The National Fisheries Institute, a U.S. seafood industry lobbying organization, said the Time article “appears to have attracted little or no editorial oversight as it was rife with inaccuracies masquerading as opinion” and added it was not the first time the magazine has “botched reporting” on seafood.

A regional organization, the Northwest Aquaculture Alliance (NWAA), released a response to the book without naming it specifically.

“We believe it does a disservice to the public to publish what is essentially a rehash of old, largely disproven claims,” said the group, which has producer members in Washington, Idaho, Oregon, Alaska and Hawaii. “Our members welcome the regulatory oversight of these agencies and strive to be transparent and open with respect to aquaculture practices in Washington. Our NWAA member companies depend on a healthy environment to farm and are committed to supporting the environment.”

There is a war being waged against science by activists that would prefer decisions be based on politics, anecdotes and shameless misrepresentations.

A collection of menhaden fishing businesses is also joining the chorus of the book’s detractors for what it says are false claims about overfishing in the Gulf of Mexico north to the Chesapeake Bay. The Menhaden Fisheries Coalition also says the authors misinform readers by including an “oft-repeated” and false claim that menhaden minimize algal blooms and thus improve the overall water quality in the Bay.
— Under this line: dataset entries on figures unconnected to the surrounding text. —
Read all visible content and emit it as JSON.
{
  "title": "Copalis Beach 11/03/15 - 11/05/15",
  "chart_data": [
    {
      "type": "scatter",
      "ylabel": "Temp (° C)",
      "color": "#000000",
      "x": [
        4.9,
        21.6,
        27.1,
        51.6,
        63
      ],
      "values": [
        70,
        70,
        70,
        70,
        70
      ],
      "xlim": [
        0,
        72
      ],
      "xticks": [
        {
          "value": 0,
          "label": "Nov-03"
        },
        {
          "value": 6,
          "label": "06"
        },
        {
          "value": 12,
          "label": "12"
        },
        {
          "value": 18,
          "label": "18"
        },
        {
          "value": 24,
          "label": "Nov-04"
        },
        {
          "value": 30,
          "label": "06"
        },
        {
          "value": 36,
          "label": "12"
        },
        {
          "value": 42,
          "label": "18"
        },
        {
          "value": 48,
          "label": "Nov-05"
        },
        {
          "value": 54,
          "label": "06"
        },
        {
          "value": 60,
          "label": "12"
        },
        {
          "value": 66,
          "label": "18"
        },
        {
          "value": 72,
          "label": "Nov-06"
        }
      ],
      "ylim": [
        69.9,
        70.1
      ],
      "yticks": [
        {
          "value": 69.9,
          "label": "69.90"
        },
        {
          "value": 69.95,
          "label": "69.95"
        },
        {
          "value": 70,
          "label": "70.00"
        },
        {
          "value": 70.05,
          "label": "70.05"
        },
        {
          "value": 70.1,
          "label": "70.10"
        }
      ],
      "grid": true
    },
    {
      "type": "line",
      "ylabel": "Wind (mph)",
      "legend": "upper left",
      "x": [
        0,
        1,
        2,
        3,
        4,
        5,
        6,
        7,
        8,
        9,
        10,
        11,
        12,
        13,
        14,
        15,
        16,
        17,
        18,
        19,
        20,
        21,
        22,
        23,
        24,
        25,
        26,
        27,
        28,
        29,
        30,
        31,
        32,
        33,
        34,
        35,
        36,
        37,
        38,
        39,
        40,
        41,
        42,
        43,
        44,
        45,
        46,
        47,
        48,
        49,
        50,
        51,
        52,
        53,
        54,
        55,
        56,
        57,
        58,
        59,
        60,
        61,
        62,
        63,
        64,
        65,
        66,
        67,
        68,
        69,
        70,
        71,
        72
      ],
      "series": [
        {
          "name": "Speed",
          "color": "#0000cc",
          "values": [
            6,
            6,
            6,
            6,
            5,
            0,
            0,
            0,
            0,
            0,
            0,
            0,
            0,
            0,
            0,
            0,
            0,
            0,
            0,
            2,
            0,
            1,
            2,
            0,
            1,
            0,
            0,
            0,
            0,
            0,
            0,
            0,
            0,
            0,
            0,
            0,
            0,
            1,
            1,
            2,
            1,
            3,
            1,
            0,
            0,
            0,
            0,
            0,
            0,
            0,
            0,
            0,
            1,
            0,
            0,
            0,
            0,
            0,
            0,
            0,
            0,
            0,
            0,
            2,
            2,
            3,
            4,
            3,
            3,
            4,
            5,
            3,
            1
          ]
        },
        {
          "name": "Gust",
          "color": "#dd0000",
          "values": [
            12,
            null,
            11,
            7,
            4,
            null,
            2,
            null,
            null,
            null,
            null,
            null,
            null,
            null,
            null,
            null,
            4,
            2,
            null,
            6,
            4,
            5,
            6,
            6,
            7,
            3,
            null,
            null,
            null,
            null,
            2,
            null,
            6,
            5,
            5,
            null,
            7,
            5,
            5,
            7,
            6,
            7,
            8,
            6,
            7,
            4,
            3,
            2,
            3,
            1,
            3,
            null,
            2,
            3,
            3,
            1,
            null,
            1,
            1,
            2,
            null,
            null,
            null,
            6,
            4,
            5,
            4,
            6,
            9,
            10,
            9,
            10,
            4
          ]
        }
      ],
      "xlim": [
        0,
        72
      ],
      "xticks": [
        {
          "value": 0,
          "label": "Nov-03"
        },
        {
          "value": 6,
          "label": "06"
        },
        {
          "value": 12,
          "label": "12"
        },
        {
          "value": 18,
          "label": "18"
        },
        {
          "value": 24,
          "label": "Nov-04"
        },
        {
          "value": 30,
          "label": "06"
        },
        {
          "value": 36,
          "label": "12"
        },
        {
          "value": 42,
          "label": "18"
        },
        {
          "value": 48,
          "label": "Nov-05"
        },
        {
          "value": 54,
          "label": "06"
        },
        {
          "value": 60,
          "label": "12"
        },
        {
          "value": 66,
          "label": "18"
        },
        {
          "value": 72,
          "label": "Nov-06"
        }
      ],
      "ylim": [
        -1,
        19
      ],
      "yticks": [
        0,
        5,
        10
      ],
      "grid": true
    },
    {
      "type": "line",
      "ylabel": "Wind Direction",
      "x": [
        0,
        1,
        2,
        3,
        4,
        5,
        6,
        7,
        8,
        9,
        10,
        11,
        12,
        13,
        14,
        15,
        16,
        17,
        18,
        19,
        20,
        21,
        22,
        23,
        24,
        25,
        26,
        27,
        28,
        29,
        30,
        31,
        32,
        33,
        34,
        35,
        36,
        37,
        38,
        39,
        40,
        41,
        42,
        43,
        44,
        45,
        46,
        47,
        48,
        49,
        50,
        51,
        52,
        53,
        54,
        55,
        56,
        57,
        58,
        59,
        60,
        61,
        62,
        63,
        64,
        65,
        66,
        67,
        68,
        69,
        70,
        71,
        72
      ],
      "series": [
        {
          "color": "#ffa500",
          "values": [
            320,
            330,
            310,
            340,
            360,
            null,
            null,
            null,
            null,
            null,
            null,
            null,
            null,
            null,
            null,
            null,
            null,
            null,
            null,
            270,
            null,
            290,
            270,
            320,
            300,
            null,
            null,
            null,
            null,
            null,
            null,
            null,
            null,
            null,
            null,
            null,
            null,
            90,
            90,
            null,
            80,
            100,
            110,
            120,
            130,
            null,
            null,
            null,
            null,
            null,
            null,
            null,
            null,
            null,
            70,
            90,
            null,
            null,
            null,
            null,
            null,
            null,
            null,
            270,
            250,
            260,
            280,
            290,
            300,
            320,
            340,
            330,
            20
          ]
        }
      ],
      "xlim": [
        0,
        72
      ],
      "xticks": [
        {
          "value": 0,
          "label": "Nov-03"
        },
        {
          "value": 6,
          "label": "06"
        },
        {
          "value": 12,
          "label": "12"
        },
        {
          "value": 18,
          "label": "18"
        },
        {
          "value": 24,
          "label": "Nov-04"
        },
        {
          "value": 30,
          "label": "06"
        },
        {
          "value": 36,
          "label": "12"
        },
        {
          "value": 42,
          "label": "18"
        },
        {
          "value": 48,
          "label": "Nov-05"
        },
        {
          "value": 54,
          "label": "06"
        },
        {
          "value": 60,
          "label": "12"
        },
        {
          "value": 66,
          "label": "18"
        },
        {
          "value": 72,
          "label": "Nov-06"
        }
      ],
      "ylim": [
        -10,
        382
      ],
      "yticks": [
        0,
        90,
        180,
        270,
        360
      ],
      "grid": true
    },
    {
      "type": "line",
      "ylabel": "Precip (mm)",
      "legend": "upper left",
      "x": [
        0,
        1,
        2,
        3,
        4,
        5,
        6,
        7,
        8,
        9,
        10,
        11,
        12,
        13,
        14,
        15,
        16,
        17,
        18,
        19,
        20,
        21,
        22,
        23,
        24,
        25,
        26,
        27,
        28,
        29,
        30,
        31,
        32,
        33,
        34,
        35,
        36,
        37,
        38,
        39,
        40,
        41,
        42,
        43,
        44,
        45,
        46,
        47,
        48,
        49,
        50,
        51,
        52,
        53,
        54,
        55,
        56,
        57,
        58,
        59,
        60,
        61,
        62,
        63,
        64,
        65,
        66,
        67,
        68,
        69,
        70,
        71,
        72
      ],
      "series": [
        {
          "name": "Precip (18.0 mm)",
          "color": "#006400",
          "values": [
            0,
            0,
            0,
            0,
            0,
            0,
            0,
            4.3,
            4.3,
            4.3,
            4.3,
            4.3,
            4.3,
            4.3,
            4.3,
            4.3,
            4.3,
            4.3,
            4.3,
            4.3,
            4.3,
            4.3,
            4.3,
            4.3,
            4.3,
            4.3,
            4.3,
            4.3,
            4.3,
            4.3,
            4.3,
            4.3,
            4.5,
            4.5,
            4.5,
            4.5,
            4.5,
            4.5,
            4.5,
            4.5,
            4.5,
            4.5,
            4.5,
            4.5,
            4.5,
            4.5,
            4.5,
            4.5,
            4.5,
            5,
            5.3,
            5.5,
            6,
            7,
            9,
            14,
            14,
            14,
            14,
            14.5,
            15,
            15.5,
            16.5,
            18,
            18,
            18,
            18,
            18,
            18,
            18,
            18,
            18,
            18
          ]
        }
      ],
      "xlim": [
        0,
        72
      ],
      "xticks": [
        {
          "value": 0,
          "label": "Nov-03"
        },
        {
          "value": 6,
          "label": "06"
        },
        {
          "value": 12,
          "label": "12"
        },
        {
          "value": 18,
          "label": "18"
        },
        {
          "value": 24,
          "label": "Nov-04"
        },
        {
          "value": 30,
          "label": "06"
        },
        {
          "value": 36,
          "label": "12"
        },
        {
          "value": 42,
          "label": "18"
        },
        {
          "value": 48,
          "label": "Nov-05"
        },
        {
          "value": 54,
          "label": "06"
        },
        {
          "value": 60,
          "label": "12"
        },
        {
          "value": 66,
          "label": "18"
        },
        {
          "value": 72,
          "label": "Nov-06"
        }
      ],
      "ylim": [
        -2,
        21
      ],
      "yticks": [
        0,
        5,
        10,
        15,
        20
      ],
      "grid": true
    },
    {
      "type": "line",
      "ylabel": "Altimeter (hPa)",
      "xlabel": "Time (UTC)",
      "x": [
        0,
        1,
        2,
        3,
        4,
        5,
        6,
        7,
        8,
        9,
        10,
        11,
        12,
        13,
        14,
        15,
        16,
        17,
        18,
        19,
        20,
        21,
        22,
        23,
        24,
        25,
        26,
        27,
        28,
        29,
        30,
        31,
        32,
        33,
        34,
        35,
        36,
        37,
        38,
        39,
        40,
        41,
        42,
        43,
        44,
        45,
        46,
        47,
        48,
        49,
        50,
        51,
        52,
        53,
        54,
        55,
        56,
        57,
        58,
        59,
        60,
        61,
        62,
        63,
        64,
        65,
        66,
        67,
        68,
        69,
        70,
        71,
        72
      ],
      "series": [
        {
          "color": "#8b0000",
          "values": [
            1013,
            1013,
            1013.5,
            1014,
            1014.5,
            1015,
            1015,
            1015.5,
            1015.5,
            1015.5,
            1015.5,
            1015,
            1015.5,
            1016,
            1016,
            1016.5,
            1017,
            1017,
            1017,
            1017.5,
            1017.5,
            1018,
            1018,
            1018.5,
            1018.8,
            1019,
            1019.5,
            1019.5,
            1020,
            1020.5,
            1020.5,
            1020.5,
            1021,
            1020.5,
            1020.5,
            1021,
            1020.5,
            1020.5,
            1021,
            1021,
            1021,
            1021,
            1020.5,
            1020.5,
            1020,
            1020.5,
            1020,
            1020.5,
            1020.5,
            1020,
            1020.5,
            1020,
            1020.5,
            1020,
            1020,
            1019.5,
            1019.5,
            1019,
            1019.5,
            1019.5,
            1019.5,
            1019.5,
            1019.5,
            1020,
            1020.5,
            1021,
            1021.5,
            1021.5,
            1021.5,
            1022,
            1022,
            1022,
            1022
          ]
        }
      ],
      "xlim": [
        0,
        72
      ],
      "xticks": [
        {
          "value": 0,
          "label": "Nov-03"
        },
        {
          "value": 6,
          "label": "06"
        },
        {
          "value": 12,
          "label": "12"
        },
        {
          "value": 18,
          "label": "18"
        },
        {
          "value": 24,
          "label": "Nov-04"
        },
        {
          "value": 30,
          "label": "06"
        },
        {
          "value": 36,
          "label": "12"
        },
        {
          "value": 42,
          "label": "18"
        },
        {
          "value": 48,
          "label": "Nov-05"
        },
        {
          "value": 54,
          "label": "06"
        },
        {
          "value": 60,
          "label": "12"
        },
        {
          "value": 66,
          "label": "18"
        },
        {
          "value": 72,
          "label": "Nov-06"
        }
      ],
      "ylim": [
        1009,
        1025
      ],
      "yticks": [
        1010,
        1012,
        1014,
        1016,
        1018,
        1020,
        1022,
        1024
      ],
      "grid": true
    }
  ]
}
“A simple cursory review of the [Atlantic States Marine Fisheries Commission] assessment clearly illustrates that the Atlantic menhaden population has not been overfished in several decades,” the coalition stated.

Saving Seafood, a media and public relations outfit that serves as an industry watchdog of sorts, released a lengthy fact-versus-fiction takedown of the book, saying it had “numerous falsehoods and misrepresentations.”

Conversely, the New York Times Book Review called the book an “expertly reported investigation” that documents how “industrialization endangers the keystone species, puts consumer health at risk and threatens the environment.”

“Salmon Wars” is also being praised by environmental activists like Yves Chouinard, the founder of the Patagonia brand of outdoor apparel, conservation group Atlantic Salmon Federation and Marion Nestle, professor of nutrition, food studies and public health, emerita, at New York University and author of What to Eat.

“Salmon Wars is a deep dive into the damage caused by current fish-farming methods to ocean environments, wild fish and their habitats, and the farmed fish themselves,” said Nestle on a back-cover testimonial. “It is also an account of the dismal failure of governments to stop such practices. Salmon farming needs reform. Until it gets it, read this book, and you will never eat farmed salmon again.”